YouTube, zamanını tam olarak hatırlamıyorum fakat sanırım iki seneyi henüz geçmemiştir, izleyiciler adına bir karar aldı, benim için oldukça mide bulandırıcı bir karar olduğunu hemen araya sıkıştırayım, artık videoların like (beğenme) yahut dislike (beğenmeme) butonları farklı bir şekilde çalışmaya başlamıştı. Evvelden iki butonunda hemen yan taraflarında birer sayaç vardı. Butonların etkileşimine göre sayaç artıyor yahut azalıyordu. İzleyicilerin hangi videoyu daha çok beğendiğini yahut hangi videoyu daha fazla beğenmediğini sayaçlardaki numaralardan anlayabiliyordunuz. Bu bilgi sadece diğer izleyiciler için değil ayrıca YouTube kanal sahipleri için de güçlü bir veriydi. Kanal sahipleri hangi videolarının ne kadar beğenilip beğenilmediğini görebiliyorlardı. YouTube, butonların bu şekildeki çalışma biçimlerini değiştirdi. Şu anda sadece beğenme butonunun sayısını görebiliyorsunuz. İlginç bir şekilde, sadece izleyiciler değil kanal sahipleri de hangi videolarının ne kadar beğenilmediğini göremiyorlar.
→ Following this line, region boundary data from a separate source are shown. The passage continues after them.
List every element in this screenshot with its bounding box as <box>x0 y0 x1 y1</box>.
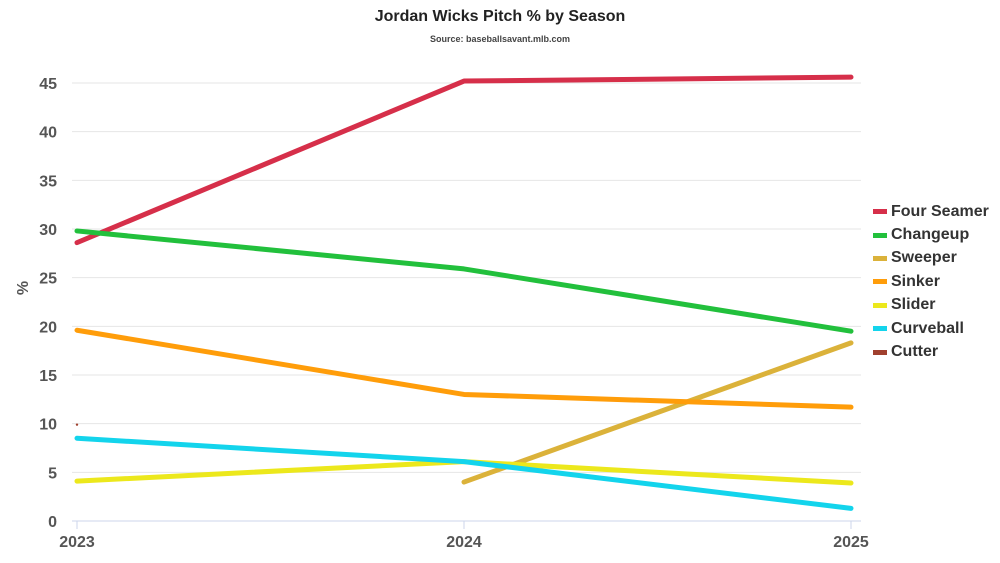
legend-item-curveball[interactable]: Curveball <box>873 317 989 340</box>
legend-item-four-seamer[interactable]: Four Seamer <box>873 200 989 223</box>
legend-item-changeup[interactable]: Changeup <box>873 223 989 246</box>
series-line-curveball <box>74 435 854 511</box>
chart-title: Jordan Wicks Pitch % by Season <box>374 8 626 25</box>
y-tick-label: 15 <box>39 368 57 385</box>
series-point-cutter <box>75 423 79 426</box>
legend-swatch <box>873 232 887 238</box>
y-tick-label: 20 <box>39 319 57 336</box>
series-line-sinker <box>74 327 854 410</box>
series-line-changeup <box>74 228 854 334</box>
y-tick-label: 40 <box>39 125 57 142</box>
y-tick-label: 10 <box>39 417 57 434</box>
legend-label: Four Seamer <box>891 202 989 220</box>
legend-label: Curveball <box>891 319 964 337</box>
legend: Four Seamer Changeup Sweeper Sinker Slider Cu… <box>873 200 989 364</box>
y-tick-label: 5 <box>48 465 57 482</box>
legend-swatch <box>873 279 887 285</box>
legend-swatch <box>873 326 887 332</box>
legend-item-sinker[interactable]: Sinker <box>873 270 989 293</box>
legend-swatch <box>873 209 887 215</box>
x-tick-label: 2023 <box>59 534 95 551</box>
legend-swatch <box>873 255 887 261</box>
legend-swatch <box>873 302 887 308</box>
legend-item-slider[interactable]: Slider <box>873 294 989 317</box>
legend-label: Cutter <box>891 343 939 361</box>
legend-item-sweeper[interactable]: Sweeper <box>873 247 989 270</box>
y-tick-label: 35 <box>39 173 57 190</box>
legend-swatch <box>873 349 887 355</box>
legend-item-cutter[interactable]: Cutter <box>873 340 989 363</box>
series-line-four-seamer <box>74 74 854 246</box>
y-tick-label: 45 <box>39 76 57 93</box>
legend-label: Sinker <box>891 272 940 290</box>
series-line-sweeper <box>461 340 854 485</box>
y-tick-label: 0 <box>48 514 57 531</box>
y-axis-label: % <box>15 281 32 295</box>
legend-label: Changeup <box>891 226 970 244</box>
x-tick-label: 2025 <box>833 534 869 551</box>
legend-label: Slider <box>891 296 936 314</box>
y-tick-label: 30 <box>39 222 57 239</box>
y-tick-label: 25 <box>39 271 57 288</box>
chart-subtitle: Source: baseballsavant.mlb.com <box>429 34 571 44</box>
legend-label: Sweeper <box>891 249 957 267</box>
x-tick-label: 2024 <box>446 534 482 551</box>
Önceki paragraflarda “… her ne kadar sosyal medya platformları üzerinden demokratik bir söylemin gerçekleşme ihtimalini zayıf görsem de …” şeklinde kurduğum cümleyi tekerrüren hatırlatmak istiyorum. YouTube’un bu değişikliği benim aklıma hemen Adolf Hitler’in hazırlattığı o meşhur oy pusulasını getirdi. Neden bir videonun ne kadar insan tarafından beğenilmediğinin gösterilmediğini şöyle bir düşünelim… Karşımızda korkutucu bir manzaranın olduğunu göreceksiniz. Fakat bu manzara henüz, karanlık odanın açık kapısından bakıldığında, içeride görünen ve iç ürperten bazı şekilleri barındırıyor. Henüz odaya girmedik. Belki henüz eşikteyiz. Fakat bir gün o odaya kendi isteğimizle gireceğiz ve kapıyı ardımızdan kapatacaklar.

Sonra mı? Şöyle de denebilir: Don’t Panic!

Şöyle de: “Yunus sözü âlimden, zinhar olma zalimden / Korkadurun ölümden, cümle doğan ölmüşdür.”